In evangelischer Jugendhilfe-Einrichtung in Aachen wurden Kinder misshandelt

Misshandlung von autistischen Kindern vor Gericht

Wenn es um Kindermisshandlung geht, ist das alleine schon ein ziemlich heftiges Vergehen. In Aachen wird dieser Tage jedoch ein Urteil erwartet, indem es um die jahrelange Misshandlung und Nötigung autistischer Kinder im Alter von neun bis 15 Jahren geht. In dem seit inzwischen neun Jahren andauernden Prozess wird noch in dieser Woche ein Urteil erwartet.
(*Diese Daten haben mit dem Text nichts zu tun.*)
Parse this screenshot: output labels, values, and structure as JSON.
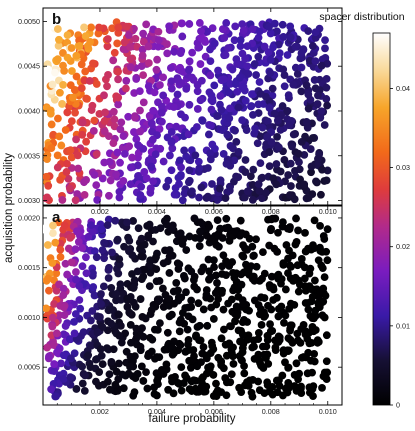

Nach Angaben der Aachener Zeitung drohen der angeklagten Gruppenleiterin und ihrem Ehemann, der sich als Komplize mitschuldig gemacht hat, sowie einer 43-jährigen angestellten Betreuerin mehrjährige Haftstrafen. Die Kinder wurden nicht nur stundenlang gefesselt, sondern die Angeklagten setzten sich "als Strafe" auf sie. Es soll den Kindern die Essensaufnahme verweigert worden sein, so dass sie Unkraut essen mussten und mit um ihre Köpfe gewickelten Handtüchern soll ihnen die Luft abgeschnürt worden sein.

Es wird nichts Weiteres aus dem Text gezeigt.